World
Scottish private sector growth hits two-year high in May
The Royal Bank of Scotland Business Activity Index scored 55.2 in May, up from 53.8 in April, signalling that private sector activity expanded for the fifth month running – and at the strongest pace in two years.
Supporting growth in activity was a sustained upturn in inflows of new work, although underlying data again showed that growth across Scotland’s private sector was achieved on the back of improving demand for services, which also helped mask the downturn observed in manufacturing.
As a result, jobs growth and backlog accumulation was limited to service firms. In terms of prices, pressures eased in May after picking up notably in April.
Scottish businesses registered a fourth successive monthly rise in inflows of new work in May. The respective seasonally adjusted index ticked up to a three-month high and was broadly in line with the UK-wide average.
The upturn was again centred at service firms, where a quicker intake of new business helped offset a deepening downturn at manufacturers. Surveyed service providers noted that better marketing strategies, new client wins and increased customer activity supported the latest uptick.
Businesses in Scotland remained optimistic towards growth prospects in the coming year in May. In fact, the degree of confidence strengthened on the month, with respondents citing plans for digitalisation and marketing, and hopes of improving demand conditions.
However, underlying data again highlighted that positive sentiment was largely driven by the service sector.
Despite the uptick in confidence, firms in Scotland were the least optimistic of the 12 monitored UK regions and nations for the second consecutive month.
A further acceleration in the rate of job creation across Scotland’s private sector was noted in May. Hiring activity was the strongest recorded in three months, owing solely to the increase in service sector employment, where expansions in new business supported recruitment drives.
Of the 12 monitored nations and regions, only Northern Ireland and the north west of England recorded stronger increases in staffing levels than Scotland.
After a year of continual decline, the level of order backlogs at companies in Scotland rose – albeit fractionally – in May. Underlying data highlighted pressures on capacity largely fed through from the service sector.
Firms here linked the upturn to additional business from existing and new clients. Meanwhile, manufacturers depleted their backlogs rapidly.
Alongside Scotland, London was the only other area which recorded a rise in the level of outstanding business.
Pressures on cost burdens remained intense, with input prices again rising sharply across Scotland in May. According to anecdotal evidence, the uptick in prices was largely driven by rising labour, fuel and raw material costs. That said, the rate of inflation eased from April’s eight-month high.
For the first time in four months, input price inflation in Scotland was stronger than that seen across the UK as a whole.

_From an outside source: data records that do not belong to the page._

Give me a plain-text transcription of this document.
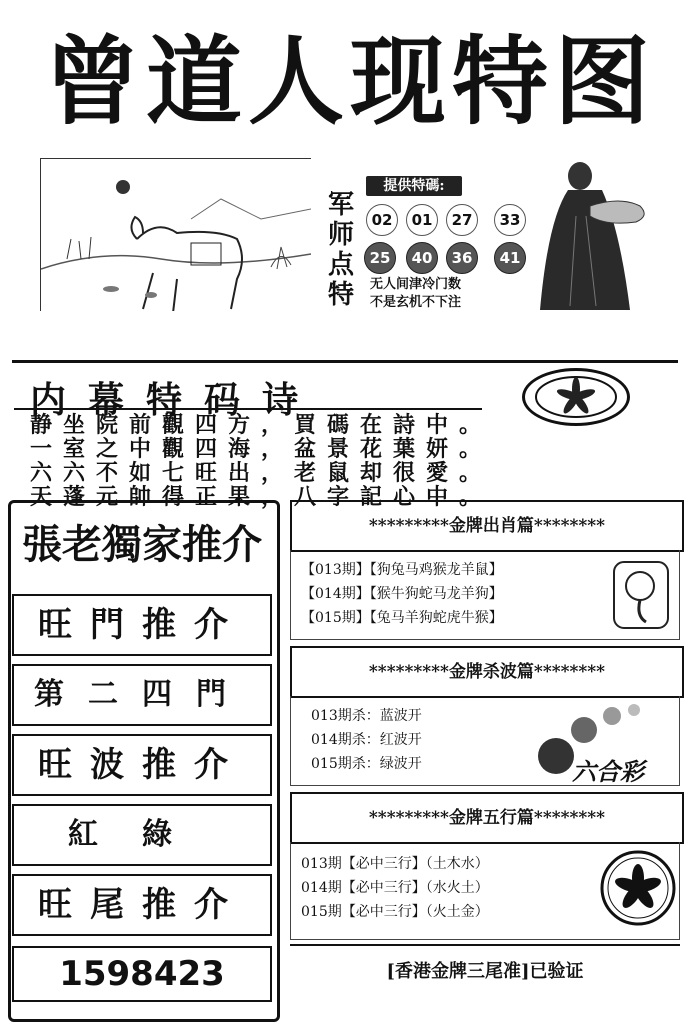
曾道人现特图
军
师
点
特
提供特碼:
02	01	27	33
25	40	36	41
无人间津冷门数
不是玄机不下注
内幕特码诗
静坐院前觀四方，買碼在詩中。
一室之中觀四海，盆景花葉妍。
六六不如七旺出，老鼠却很愛。
天蓬元帥得正果，八字記心中。
張老獨家推介
旺門推介
第二四門
旺波推介
紅綠
旺尾推介
1598423
*********金牌出肖篇********
【013期】【狗兔马鸡猴龙羊鼠】
【014期】【猴牛狗蛇马龙羊狗】
【015期】【兔马羊狗蛇虎牛猴】
*********金牌杀波篇********
013期杀：蓝波开
014期杀：红波开
015期杀：绿波开	六合彩
*********金牌五行篇********
013期【必中三行】（土木水）
014期【必中三行】（水火土）
015期【必中三行】（火土金）
[香港金牌三尾准]已验证
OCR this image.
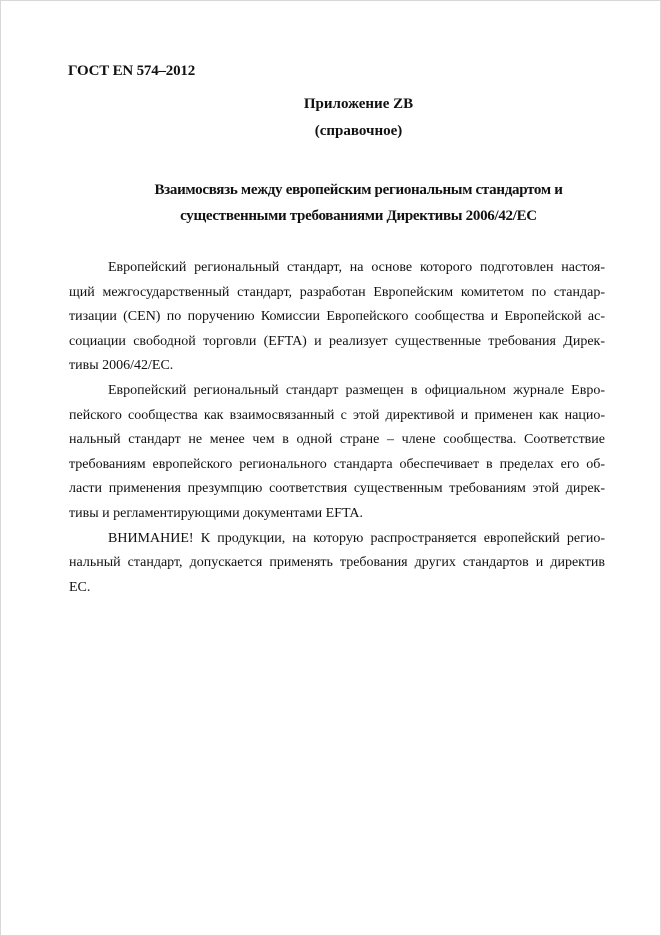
ГОСТ EN 574–2012
Приложение ZB
(справочное)
Взаимосвязь между европейским региональным стандартом и
существенными требованиями Директивы 2006/42/ЕС
Европейский региональный стандарт, на основе которого подготовлен настоя-
щий межгосударственный стандарт, разработан Европейским комитетом по стандар-
тизации (CEN) по поручению Комиссии Европейского сообщества и Европейской ас-
социации свободной торговли (EFTA) и реализует существенные требования Дирек-
тивы 2006/42/ЕС.
Европейский региональный стандарт размещен в официальном журнале Евро-
пейского сообщества как взаимосвязанный с этой директивой и применен как нацио-
нальный стандарт не менее чем в одной стране – члене сообщества. Соответствие
требованиям европейского регионального стандарта обеспечивает в пределах его об-
ласти применения презумпцию соответствия существенным требованиям этой дирек-
тивы и регламентирующими документами EFTA.
ВНИМАНИЕ! К продукции, на которую распространяется европейский регио-
нальный стандарт, допускается применять требования других стандартов и директив
ЕС.
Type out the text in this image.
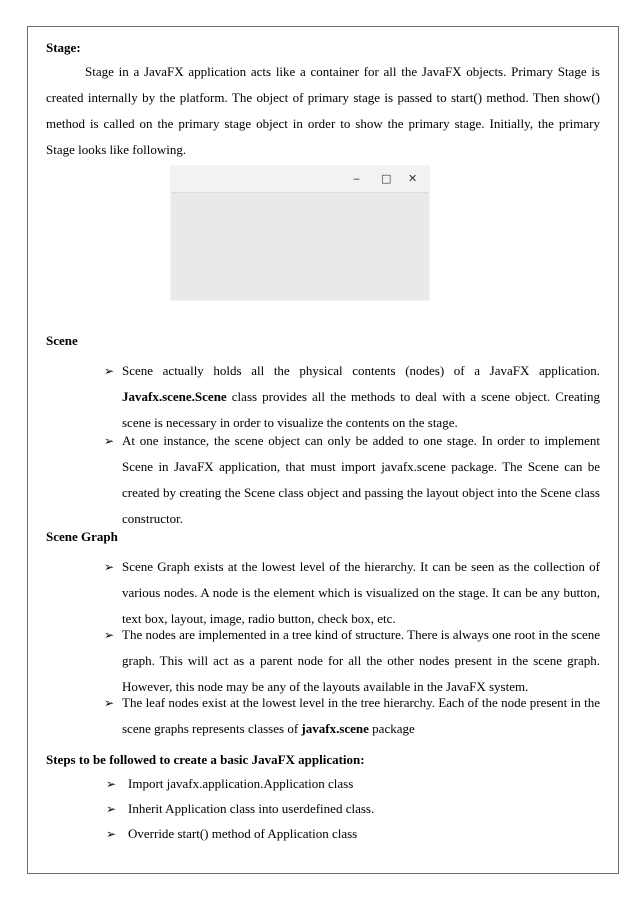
Stage:

Stage in a JavaFX application acts like a container for all the JavaFX objects. Primary Stage is created internally by the platform. The object of primary stage is passed to start() method. Then show() method is called on the primary stage object in order to show the primary stage. Initially, the primary Stage looks like following.

‒ □ ✕

Scene

➢ Scene actually holds all the physical contents (nodes) of a JavaFX application. Javafx.scene.Scene class provides all the methods to deal with a scene object. Creating scene is necessary in order to visualize the contents on the stage.

➢ At one instance, the scene object can only be added to one stage. In order to implement Scene in JavaFX application, that must import javafx.scene package. The Scene can be created by creating the Scene class object and passing the layout object into the Scene class constructor.

Scene Graph

➢ Scene Graph exists at the lowest level of the hierarchy. It can be seen as the collection of various nodes. A node is the element which is visualized on the stage. It can be any button, text box, layout, image, radio button, check box, etc.

➢ The nodes are implemented in a tree kind of structure. There is always one root in the scene graph. This will act as a parent node for all the other nodes present in the scene graph. However, this node may be any of the layouts available in the JavaFX system.

➢ The leaf nodes exist at the lowest level in the tree hierarchy. Each of the node present in the scene graphs represents classes of javafx.scene package

Steps to be followed to create a basic JavaFX application:

➢ Import javafx.application.Application class
➢ Inherit Application class into userdefined class.
➢ Override start() method of Application class
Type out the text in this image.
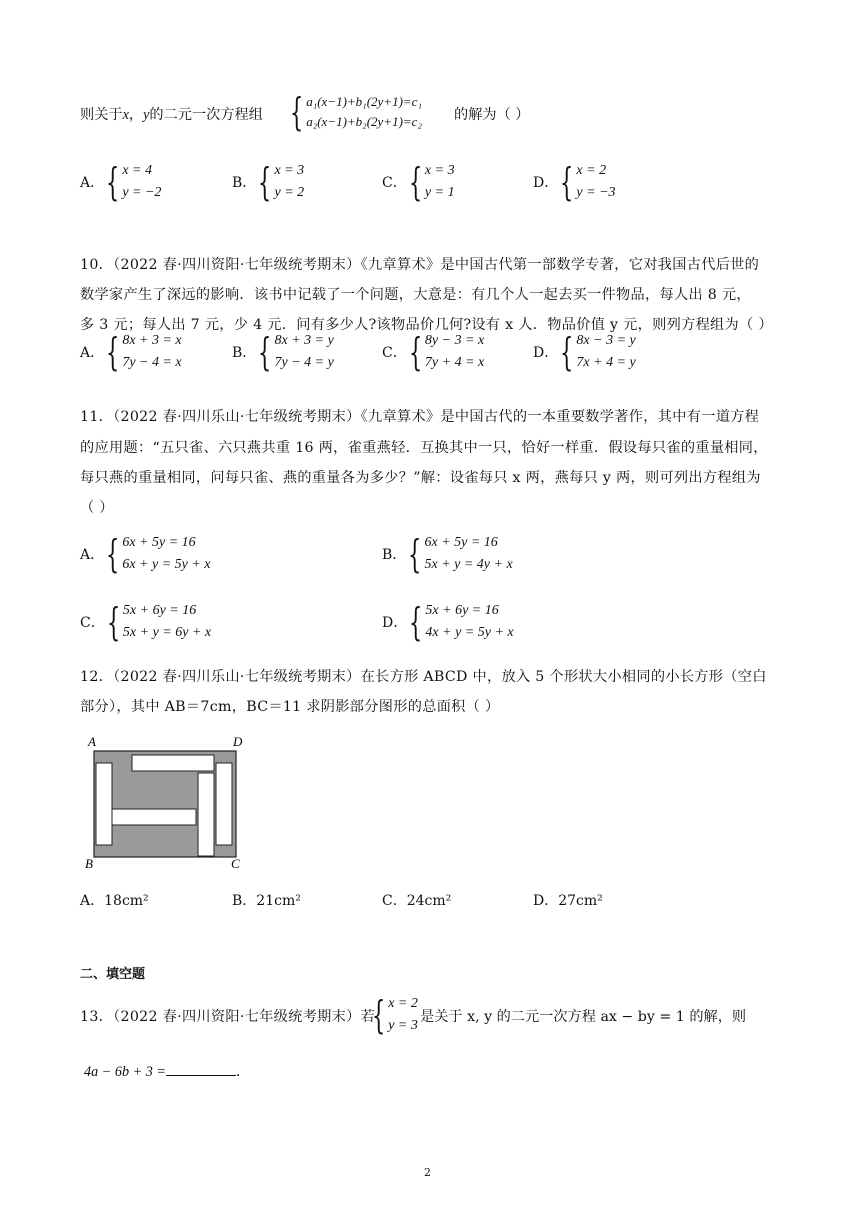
则关于x，y的二元一次方程组 { a₁(x−1)+b₁(2y+1)=c₁
a₂(x−1)+b₂(2y+1)=c₂ 的解为（ ）
A． { x = 4
y = −2
B． { x = 3
y = 2
C． { x = 3
y = 1
D． { x = 2
y = −3
10．（2022 春·四川资阳·七年级统考期末）《九章算术》是中国古代第一部数学专著，它对我国古代后世的
数学家产生了深远的影响．该书中记载了一个问题，大意是：有几个人一起去买一件物品，每人出 8 元，
多 3 元；每人出 7 元，少 4 元．问有多少人?该物品价几何?设有 x 人．物品价值 y 元，则列方程组为（ ）
A． { 8x + 3 = x
7y − 4 = x
B． { 8x + 3 = y
7y − 4 = y
C． { 8y − 3 = x
7y + 4 = x
D． { 8x − 3 = y
7x + 4 = y
11．（2022 春·四川乐山·七年级统考期末）《九章算术》是中国古代的一本重要数学著作，其中有一道方程
的应用题：“五只雀、六只燕共重 16 两，雀重燕轻．互换其中一只，恰好一样重．假设每只雀的重量相同，
每只燕的重量相同，问每只雀、燕的重量各为多少？”解：设雀每只 x 两，燕每只 y 两，则可列出方程组为
（ ）
A． { 6x + 5y = 16
6x + y = 5y + x
B． { 6x + 5y = 16
5x + y = 4y + x
C． { 5x + 6y = 16
5x + y = 6y + x
D． { 5x + 6y = 16
4x + y = 5y + x
12．（2022 春·四川乐山·七年级统考期末）在长方形 ABCD 中，放入 5 个形状大小相同的小长方形（空白
部分），其中 AB＝7cm，BC＝11 求阴影部分图形的总面积（ ）
A	D
B	C
A．18cm²	B．21cm²	C．24cm²	D．27cm²
二、填空题
13．（2022 春·四川资阳·七年级统考期末）若
{ x = 2
y = 3
是关于 x, y 的二元一次方程 ax − by = 1 的解，则
4a − 6b + 3 =	．
2
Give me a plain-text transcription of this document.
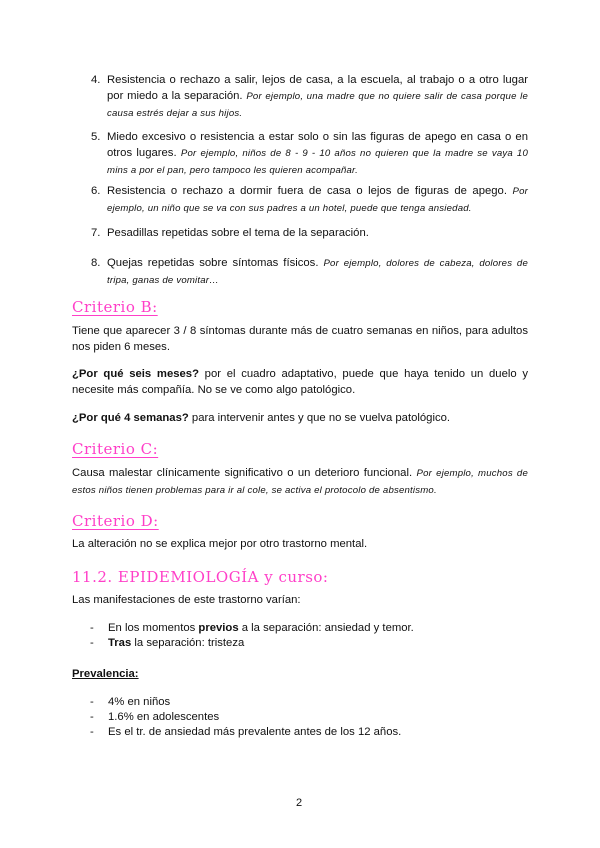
4. Resistencia o rechazo a salir, lejos de casa, a la escuela, al trabajo o a otro lugar por miedo a la separación. Por ejemplo, una madre que no quiere salir de casa porque le causa estrés dejar a sus hijos.
5. Miedo excesivo o resistencia a estar solo o sin las figuras de apego en casa o en otros lugares. Por ejemplo, niños de 8 - 9 - 10 años no quieren que la madre se vaya 10 mins a por el pan, pero tampoco les quieren acompañar.
6. Resistencia o rechazo a dormir fuera de casa o lejos de figuras de apego. Por ejemplo, un niño que se va con sus padres a un hotel, puede que tenga ansiedad.
7. Pesadillas repetidas sobre el tema de la separación.
8. Quejas repetidas sobre síntomas físicos. Por ejemplo, dolores de cabeza, dolores de tripa, ganas de vomitar…
Criterio B:
Tiene que aparecer 3 / 8 síntomas durante más de cuatro semanas en niños, para adultos nos piden 6 meses.
¿Por qué seis meses? por el cuadro adaptativo, puede que haya tenido un duelo y necesite más compañía. No se ve como algo patológico.
¿Por qué 4 semanas? para intervenir antes y que no se vuelva patológico.
Criterio C:
Causa malestar clínicamente significativo o un deterioro funcional. Por ejemplo, muchos de estos niños tienen problemas para ir al cole, se activa el protocolo de absentismo.
Criterio D:
La alteración no se explica mejor por otro trastorno mental.
11.2. EPIDEMIOLOGÍA y curso:
Las manifestaciones de este trastorno varían:
- En los momentos previos a la separación: ansiedad y temor.
- Tras la separación: tristeza
Prevalencia:
- 4% en niños
- 1.6% en adolescentes
- Es el tr. de ansiedad más prevalente antes de los 12 años.
2
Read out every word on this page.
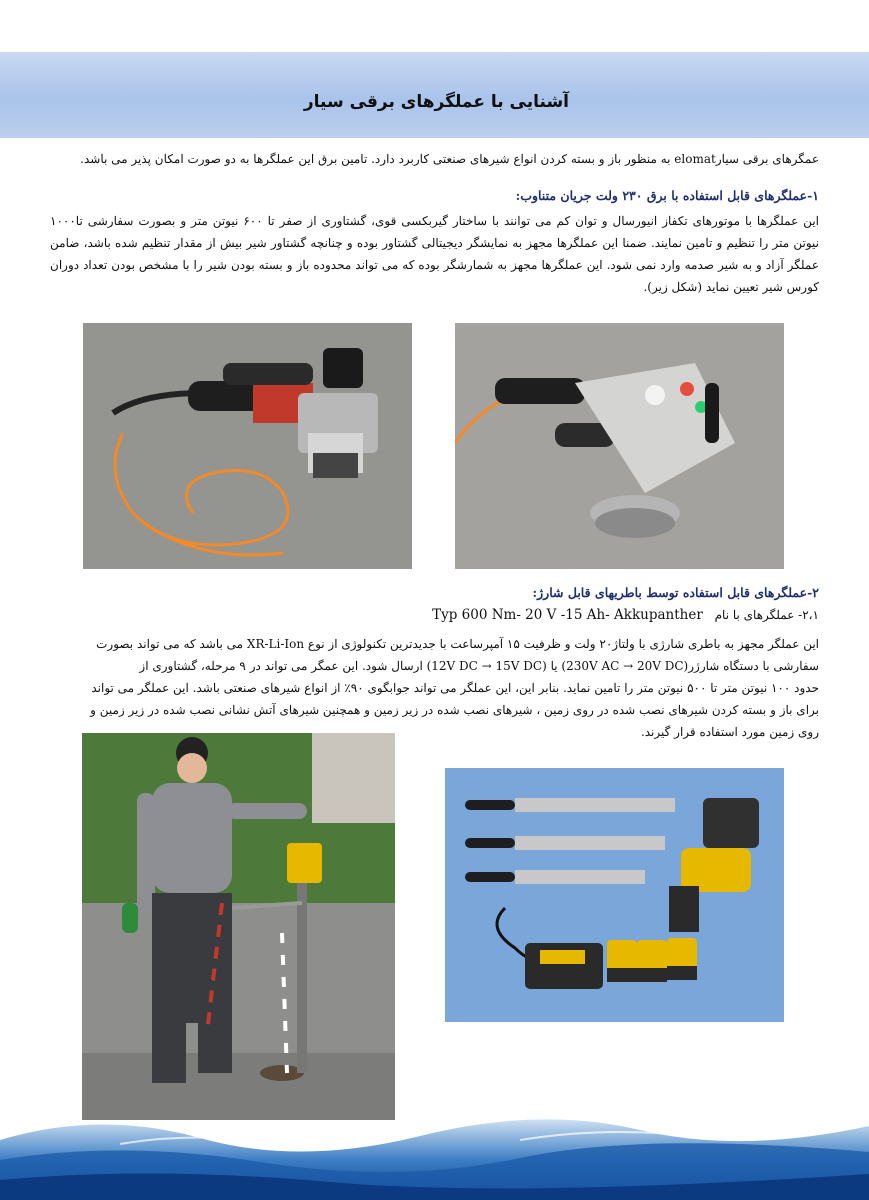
آشنایی با عملگرهای برقی سیار
عمگرهای برقی سیارelomat به منظور باز و بسته کردن انواع شیرهای صنعتی کاربرد دارد. تامین برق این عملگرها به دو صورت امکان پذیر می باشد.
۱-عملگرهای قابل استفاده با برق ۲۳۰ ولت جریان متناوب:
این عملگرها با موتورهای تکفاز انیورسال و توان کم می توانند با ساختار گیربکسی قوی، گشتاوری از صفر تا ۶۰۰ نیوتن متر و بصورت سفارشی تا۱۰۰۰ نیوتن متر را تنظیم و تامین نمایند. ضمنا این عملگرها مجهز به نمایشگر دیجیتالی گشتاور بوده و چنانچه گشتاور شیر بیش از مقدار تنظیم شده باشد، ضامن عملگر آزاد و به شیر صدمه وارد نمی شود. این عملگرها مجهز به شمارشگر بوده که می تواند محدوده باز و بسته بودن شیر را با مشخص بودن تعداد دوران کورس شیر تعیین نماید (شکل زیر).
۲-عملگرهای قابل استفاده توسط باطریهای قابل شارژ:
۲،۱- عملگرهای با نام Typ 600 Nm- 20 V -15 Ah- Akkupanther
این عملگر مجهز به باطری شارژی با ولتاژ۲۰ ولت و ظرفیت ۱۵ آمپرساعت با جدیدترین تکنولوژی از نوع XR-Li-Ion می باشد که می تواند بصورت
سفارشی با دستگاه شارژر(230V AC → 20V DC) یا (12V DC → 15V DC) ارسال شود. این عمگر می تواند در ۹ مرحله، گشتاوری از
حدود ۱۰۰ نیوتن متر تا ۵۰۰ نیوتن متر را تامین نماید. بنابر این، این عملگر می تواند جوابگوی ۹۰٪ از انواع شیرهای صنعتی باشد. این عملگر می تواند
برای باز و بسته کردن شیرهای نصب شده در روی زمین ، شیرهای نصب شده در زیر زمین و همچنین شیرهای آتش نشانی نصب شده در زیر زمین و
روی زمین مورد استفاده قرار گیرند.
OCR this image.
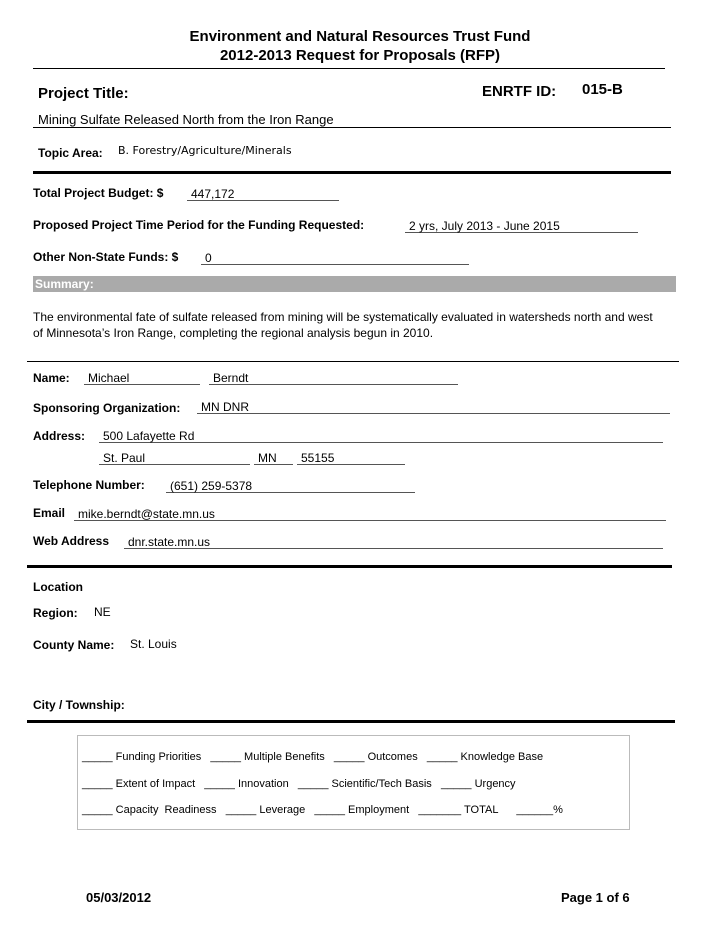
Environment and Natural Resources Trust Fund
2012-2013 Request for Proposals (RFP)
Project Title:	ENRTF ID: 015-B
Mining Sulfate Released North from the Iron Range
Topic Area: B. Forestry/Agriculture/Minerals
Total Project Budget: $	447,172
Proposed Project Time Period for the Funding Requested:	2 yrs, July 2013 - June 2015
Other Non-State Funds: $	0
Summary:
The environmental fate of sulfate released from mining will be systematically evaluated in watersheds north and west of Minnesota’s Iron Range, completing the regional analysis begun in 2010.
Name:	Michael	Berndt
Sponsoring Organization:	MN DNR
Address:	500 Lafayette Rd
St. Paul	MN	55155
Telephone Number:	(651) 259-5378
Email	mike.berndt@state.mn.us
Web Address	dnr.state.mn.us
Location
Region: NE
County Name: St. Louis
City / Township:
_____ Funding Priorities   _____ Multiple Benefits   _____ Outcomes   _____ Knowledge Base
_____ Extent of Impact   _____ Innovation   _____ Scientific/Tech Basis   _____ Urgency
_____ Capacity  Readiness   _____ Leverage   _____ Employment   _______ TOTAL      ______%
05/03/2012	Page 1 of 6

Average prices charged by firms in Scotland rose solidly in May. Panellists noted that the upturn in charges was largely driven by rising cost burdens. In line with the softer rate of increase in input prices, output charges also rose at a moderated pace in May. The rate of inflation was the second-slowest in over three years and weaker than that recorded for the UK as a whole.
Judith Cruickshank, chair of the Scotland board at RBS, commented: “The Scottish private sector exhibited further gains midway through the second quarter – the upturn was contingent on the sustained rise in services activity which rose at a sharp and quicker rate and was vital in offsetting the shortfalls seen at manufacturers.
“Moreover, the divergence between the two sectors is set to persist as manufacturing new orders fell rapidly, while demand trends improved for services.
“May data also signalled a faster rate of job creation and a fresh rise in outstanding business, but these upturns were again fuelled by the service sector.
“While the service sector looks set to expand in the coming months as expectations for future activity strengthens, the manufacturing sector will only hold back growth momentum, unless demand for goods picks up.”